Many church leaders don’t know how to walk with the dying, address ongoing political division, talk about racial divides, or comfort the brokenhearted. Many churches have spent little to no time equipping their leaders to provide care and conversational discipleship. When addictions flared and marriages soured, churches should have been able to bring support and correction. Many churches weren’t ready and gathering large groups for teaching was no longer an option.
Jesus modeled for us a sacrificial and personal care for the hurting. He also modeled for us an intentional equipping strategy that shared his ministry with his disciples. In sharing the ministry, he grew his disciple’s faith and helped a hurting world receive the good news that was found in Christ alone.
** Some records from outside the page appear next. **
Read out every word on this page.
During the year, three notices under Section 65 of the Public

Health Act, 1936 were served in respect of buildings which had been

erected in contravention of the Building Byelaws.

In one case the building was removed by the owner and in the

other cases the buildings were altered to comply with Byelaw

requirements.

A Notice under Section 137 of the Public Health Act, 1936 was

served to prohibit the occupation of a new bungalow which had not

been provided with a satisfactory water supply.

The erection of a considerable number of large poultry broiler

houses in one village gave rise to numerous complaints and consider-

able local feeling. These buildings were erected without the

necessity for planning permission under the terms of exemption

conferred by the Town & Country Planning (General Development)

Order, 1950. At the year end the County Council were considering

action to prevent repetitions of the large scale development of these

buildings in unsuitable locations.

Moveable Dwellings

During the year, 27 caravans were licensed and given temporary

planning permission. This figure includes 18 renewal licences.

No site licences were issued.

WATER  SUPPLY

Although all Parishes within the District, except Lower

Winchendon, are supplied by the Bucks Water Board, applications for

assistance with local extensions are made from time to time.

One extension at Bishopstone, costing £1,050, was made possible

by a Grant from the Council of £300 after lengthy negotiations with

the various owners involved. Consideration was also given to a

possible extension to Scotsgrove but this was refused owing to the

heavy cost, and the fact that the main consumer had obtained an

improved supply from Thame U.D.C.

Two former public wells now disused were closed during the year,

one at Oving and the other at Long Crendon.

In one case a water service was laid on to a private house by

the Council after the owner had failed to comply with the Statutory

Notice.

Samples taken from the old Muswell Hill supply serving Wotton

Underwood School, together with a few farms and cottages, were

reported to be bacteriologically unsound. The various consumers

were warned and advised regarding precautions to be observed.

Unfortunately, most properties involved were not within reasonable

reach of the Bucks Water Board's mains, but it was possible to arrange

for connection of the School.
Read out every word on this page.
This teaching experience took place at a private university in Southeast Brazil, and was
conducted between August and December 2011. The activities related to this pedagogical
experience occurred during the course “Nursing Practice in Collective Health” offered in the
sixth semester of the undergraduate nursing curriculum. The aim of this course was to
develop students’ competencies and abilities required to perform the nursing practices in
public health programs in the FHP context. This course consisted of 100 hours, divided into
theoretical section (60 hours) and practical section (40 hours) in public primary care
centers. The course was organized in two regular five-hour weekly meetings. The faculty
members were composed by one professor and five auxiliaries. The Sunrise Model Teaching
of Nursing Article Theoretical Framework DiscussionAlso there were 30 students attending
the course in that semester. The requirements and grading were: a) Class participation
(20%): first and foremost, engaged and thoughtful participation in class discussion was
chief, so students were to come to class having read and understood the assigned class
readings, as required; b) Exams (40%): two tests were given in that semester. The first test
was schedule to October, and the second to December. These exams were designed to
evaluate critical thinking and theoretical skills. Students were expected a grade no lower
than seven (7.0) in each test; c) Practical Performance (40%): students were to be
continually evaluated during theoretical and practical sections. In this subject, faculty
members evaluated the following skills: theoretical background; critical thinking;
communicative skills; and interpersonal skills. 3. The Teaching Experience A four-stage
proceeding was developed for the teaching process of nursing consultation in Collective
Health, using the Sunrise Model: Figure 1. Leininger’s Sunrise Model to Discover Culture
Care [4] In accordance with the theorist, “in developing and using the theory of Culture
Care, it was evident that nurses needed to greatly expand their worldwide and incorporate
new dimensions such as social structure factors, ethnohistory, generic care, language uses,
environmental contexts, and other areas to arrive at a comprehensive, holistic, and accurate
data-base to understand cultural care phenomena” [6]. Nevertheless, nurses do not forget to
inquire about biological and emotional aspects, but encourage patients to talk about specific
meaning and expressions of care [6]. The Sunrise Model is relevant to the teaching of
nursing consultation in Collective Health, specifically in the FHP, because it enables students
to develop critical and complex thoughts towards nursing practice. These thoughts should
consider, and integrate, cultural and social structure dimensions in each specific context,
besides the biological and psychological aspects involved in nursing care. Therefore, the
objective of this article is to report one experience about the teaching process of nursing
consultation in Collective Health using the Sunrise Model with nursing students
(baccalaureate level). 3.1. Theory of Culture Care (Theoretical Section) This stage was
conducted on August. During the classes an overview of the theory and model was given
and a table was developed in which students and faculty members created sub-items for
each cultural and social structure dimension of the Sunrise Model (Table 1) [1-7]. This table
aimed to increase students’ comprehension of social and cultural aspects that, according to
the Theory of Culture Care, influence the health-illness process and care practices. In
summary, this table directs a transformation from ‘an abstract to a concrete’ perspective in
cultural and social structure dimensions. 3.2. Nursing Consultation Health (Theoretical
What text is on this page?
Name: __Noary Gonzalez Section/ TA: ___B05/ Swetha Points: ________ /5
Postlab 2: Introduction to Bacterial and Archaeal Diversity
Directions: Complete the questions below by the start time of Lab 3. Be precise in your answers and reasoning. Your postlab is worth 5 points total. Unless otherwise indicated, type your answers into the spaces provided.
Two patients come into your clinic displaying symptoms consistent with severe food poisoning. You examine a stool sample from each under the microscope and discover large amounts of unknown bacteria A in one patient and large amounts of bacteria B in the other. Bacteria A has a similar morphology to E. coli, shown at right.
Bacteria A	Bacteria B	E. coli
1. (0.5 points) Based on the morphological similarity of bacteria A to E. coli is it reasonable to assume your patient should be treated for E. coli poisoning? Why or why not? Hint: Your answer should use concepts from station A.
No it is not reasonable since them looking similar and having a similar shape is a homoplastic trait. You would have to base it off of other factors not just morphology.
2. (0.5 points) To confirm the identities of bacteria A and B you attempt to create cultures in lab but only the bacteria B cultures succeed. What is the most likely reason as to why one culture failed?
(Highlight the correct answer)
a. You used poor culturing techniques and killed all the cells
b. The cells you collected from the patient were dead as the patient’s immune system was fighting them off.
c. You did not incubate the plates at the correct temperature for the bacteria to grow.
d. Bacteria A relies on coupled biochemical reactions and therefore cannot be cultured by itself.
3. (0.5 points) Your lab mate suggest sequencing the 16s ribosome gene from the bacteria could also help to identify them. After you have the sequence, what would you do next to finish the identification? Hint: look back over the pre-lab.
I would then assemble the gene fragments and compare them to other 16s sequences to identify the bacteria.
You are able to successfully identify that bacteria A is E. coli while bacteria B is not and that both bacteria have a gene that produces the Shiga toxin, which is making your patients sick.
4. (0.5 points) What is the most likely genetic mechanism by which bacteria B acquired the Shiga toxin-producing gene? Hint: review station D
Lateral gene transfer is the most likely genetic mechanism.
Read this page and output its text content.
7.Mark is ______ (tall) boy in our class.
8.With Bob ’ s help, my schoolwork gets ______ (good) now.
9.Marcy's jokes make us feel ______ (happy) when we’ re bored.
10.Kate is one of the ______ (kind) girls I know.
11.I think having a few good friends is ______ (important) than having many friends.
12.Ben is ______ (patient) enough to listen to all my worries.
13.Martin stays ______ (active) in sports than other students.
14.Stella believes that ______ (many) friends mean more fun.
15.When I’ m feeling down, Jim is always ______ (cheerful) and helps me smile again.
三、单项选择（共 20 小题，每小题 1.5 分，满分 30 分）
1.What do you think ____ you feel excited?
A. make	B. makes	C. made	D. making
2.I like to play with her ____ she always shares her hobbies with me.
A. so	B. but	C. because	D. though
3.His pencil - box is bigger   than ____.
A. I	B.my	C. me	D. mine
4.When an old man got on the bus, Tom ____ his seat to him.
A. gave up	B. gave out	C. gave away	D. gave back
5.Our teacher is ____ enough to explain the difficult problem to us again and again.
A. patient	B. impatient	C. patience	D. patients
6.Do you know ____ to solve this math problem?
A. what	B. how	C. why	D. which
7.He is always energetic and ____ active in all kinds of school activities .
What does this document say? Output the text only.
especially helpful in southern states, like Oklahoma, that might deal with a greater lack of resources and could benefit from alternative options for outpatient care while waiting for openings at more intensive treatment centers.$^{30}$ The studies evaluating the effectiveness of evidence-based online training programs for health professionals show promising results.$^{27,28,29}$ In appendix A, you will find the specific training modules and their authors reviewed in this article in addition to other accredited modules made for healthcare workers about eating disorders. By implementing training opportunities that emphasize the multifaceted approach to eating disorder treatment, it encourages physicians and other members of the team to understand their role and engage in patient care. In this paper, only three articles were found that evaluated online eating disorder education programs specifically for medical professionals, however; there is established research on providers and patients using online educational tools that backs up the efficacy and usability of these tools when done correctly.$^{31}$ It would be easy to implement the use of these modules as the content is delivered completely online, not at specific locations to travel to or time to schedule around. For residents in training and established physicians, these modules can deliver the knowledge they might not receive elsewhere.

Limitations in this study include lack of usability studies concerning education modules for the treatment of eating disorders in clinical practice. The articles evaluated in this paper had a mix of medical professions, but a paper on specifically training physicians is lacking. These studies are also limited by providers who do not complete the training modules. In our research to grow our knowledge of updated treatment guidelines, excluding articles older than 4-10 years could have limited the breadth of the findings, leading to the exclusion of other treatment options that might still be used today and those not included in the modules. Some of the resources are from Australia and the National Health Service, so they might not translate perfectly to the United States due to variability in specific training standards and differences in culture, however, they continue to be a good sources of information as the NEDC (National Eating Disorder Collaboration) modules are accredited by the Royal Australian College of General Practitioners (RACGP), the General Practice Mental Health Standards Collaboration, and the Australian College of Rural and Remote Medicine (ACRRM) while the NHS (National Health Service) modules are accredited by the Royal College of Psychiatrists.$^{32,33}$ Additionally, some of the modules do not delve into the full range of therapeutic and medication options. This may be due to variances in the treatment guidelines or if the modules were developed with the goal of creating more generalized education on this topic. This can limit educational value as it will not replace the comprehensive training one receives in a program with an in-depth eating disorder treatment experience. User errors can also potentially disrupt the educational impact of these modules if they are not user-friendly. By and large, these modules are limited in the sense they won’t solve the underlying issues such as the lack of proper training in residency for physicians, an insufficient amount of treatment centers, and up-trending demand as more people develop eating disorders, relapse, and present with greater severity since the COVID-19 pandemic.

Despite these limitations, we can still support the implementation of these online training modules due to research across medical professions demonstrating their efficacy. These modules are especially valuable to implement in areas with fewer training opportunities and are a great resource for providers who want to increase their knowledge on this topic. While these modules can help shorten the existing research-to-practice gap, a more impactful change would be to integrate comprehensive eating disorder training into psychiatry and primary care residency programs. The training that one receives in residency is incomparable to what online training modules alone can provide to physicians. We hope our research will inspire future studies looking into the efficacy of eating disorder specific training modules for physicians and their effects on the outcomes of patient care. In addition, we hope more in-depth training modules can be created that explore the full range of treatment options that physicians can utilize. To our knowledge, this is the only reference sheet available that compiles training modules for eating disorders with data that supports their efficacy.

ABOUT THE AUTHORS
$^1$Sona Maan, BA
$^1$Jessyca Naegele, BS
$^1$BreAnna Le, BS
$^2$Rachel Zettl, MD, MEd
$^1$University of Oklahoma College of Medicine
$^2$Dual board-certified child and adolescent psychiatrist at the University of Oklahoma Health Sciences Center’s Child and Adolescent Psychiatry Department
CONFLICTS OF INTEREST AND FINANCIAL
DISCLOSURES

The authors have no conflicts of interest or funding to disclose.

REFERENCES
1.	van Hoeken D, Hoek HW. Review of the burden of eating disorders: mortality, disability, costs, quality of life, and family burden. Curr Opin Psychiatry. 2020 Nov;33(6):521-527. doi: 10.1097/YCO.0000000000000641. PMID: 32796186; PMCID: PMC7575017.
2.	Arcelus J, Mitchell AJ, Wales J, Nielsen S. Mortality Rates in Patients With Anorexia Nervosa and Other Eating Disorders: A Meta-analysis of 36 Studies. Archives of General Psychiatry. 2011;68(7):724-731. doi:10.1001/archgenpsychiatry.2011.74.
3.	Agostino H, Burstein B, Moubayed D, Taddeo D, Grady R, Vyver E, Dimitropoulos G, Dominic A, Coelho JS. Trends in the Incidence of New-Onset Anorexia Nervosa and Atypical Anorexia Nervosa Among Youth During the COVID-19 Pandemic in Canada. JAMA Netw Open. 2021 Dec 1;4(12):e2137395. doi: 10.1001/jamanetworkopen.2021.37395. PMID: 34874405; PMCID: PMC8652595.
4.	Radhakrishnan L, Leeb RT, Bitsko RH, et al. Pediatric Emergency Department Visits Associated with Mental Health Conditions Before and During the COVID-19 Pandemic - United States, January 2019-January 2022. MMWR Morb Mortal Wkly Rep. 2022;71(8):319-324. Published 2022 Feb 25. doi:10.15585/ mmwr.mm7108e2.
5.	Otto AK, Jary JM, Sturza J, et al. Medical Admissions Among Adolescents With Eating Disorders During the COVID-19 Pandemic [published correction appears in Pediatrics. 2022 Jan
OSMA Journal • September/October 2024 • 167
While recent decades of church growth sought to impress their local communities with grand facilities and large gatherings, the decades ahead may prefer smaller, more intimate gatherings. More than ever, people are taking up roots in smaller communities looking for real connections, and the allure of bigger and better doesn’t seem so great after all. Churches that are going to be effective will know how to have personal conversations that give insightful answers to increasingly complex questions.
We often define the success of a biblical counselor as “having the conversation that Jesus would want us to have.” Our desire is that the methods, message, and motives of Jesus would be faithfully delivered to a hurting world to give them hope and help to follow Jesus more joyfully and faithfully.
Don’t miss this moment – God uses the difficult to make us uncomfortable, both individually and as local church families. We are surrounded by a world of opportunity, and a world of hurting individuals who crave normalcy.
Is your church equipping people for the ministry opportunities ahead? Let’s not get back to normal and miss the mark for effective ministry moving forward.